When So You Think You Can Dance first started, they had one winner. In season 9, they decided to have two winners: one male and one female. I thought it was because they realized the odds were stacked in favour of male dancers since most of the viewers/voters were female (and, presumably, heterosexual) (and, presumably, not voting for dance ability as much as for sexual appeal). However, in the preceding eight seasons, there were four female winners and four male winners. The runner-ups were a bit more skewed, with two female and six male.
Then I read in an interview about the change, this comment: “Girls dance totally differently than guys.” Yeah, if that’s what their choreographers demand. (Who may, in turn, be providing, what Nigel Lythgoe and the other producers demand.) I have to say I am so very sick and tired of almost every dance being a presentation of the stereotyped (i.e., gender-role-rigid) heterosexual romance/love/sex scenario, right down to the music, the costumes, and, of course, the moves.
But now, they’ve reverted to one winner – suggesting that sex is irrelevant to dance. Does that mean they’re going to make the dances – the music, the costumes, the moves – as sex-independent? Not likely.
Pity. Because I, for one, would love to see more like Mark Kanumura’s “Bohemian Rhapsody” audition piece and Mandy Moore’s “Boogie Shoes” (the latter was, like the former, pretty much just asexual fun with music and movement despite the gendered costumes – cutesy skirt/dress for one, long pants for the other, pink shoes for the one, blue shoes for the other – yes, yes, we must must MUST separate, distinguish, the girls from the boys, the patriarchy depends on it, the subordination of women depends on it!). (And that’s another thing: would they PLEASE stop calling 18-30 year-olds ‘girls’ and ‘boys’?)
They (the So You Think You Can Dance people) really should make up their minds.

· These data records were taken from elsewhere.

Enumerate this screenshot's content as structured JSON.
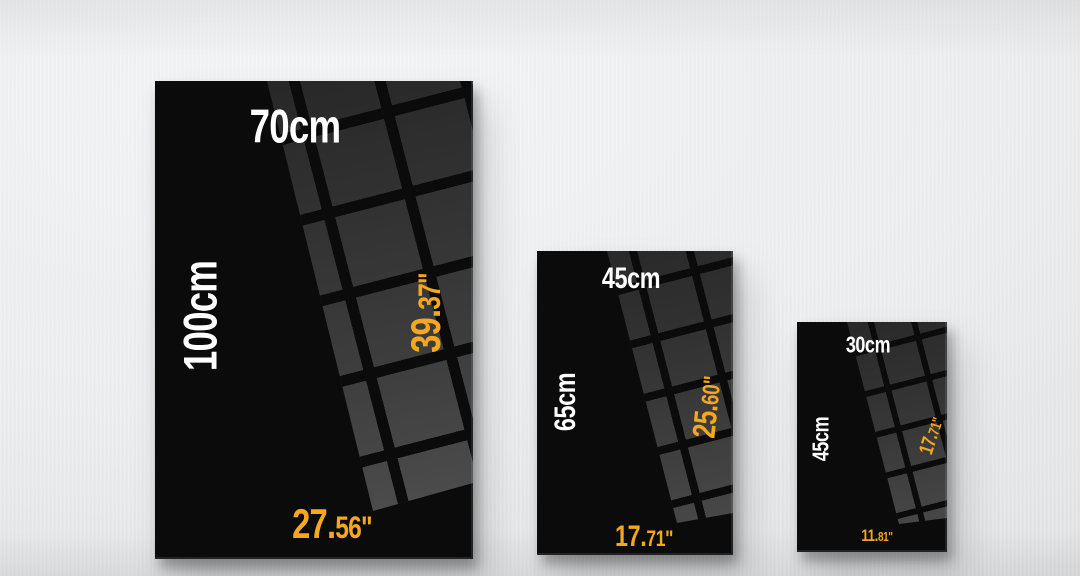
{
  "scene": {
    "description": "Three black canvas prints on a light wall comparing sizes",
    "wall_color": "#ECEEEF",
    "poster_color": "#0B0B0B",
    "reflection_square_color": "#3D3D3D",
    "cm_label_color": "#FFFFFF",
    "inch_label_color": "#F5A71D"
  },
  "posters": [
    {
      "name": "large",
      "width_cm": "70cm",
      "height_cm": "100cm",
      "height_in_main": "39.",
      "height_in_small": "37\"",
      "width_in_main": "27.",
      "width_in_small": "56\""
    },
    {
      "name": "medium",
      "width_cm": "45cm",
      "height_cm": "65cm",
      "height_in_main": "25.",
      "height_in_small": "60\"",
      "width_in_main": "17.",
      "width_in_small": "71\""
    },
    {
      "name": "small",
      "width_cm": "30cm",
      "height_cm": "45cm",
      "height_in_main": "17.",
      "height_in_small": "71\"",
      "width_in_main": "11.",
      "width_in_small": "81\""
    }
  ]
}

If sex is important to what they want to be doing, then they should have best male and best female dancer awards, continue to pair in male/female, and continue to insist the males look and dance in a hypermasculinized way and the females look and dance in a hyperfeminized (which in our society means in a pornulated way).
If sex isn’t important to what they want to be doing, then they should have best dancer award, and pair at random – actually, since the heterosexual mating concept would no longer be the central motif, they wouldn’t have to be limited to pairs at all – and let the dancers dance with strength, balance, coordination, musicality, and skill, with beauty, drama, fun, and quirkiness, regardless of their sex.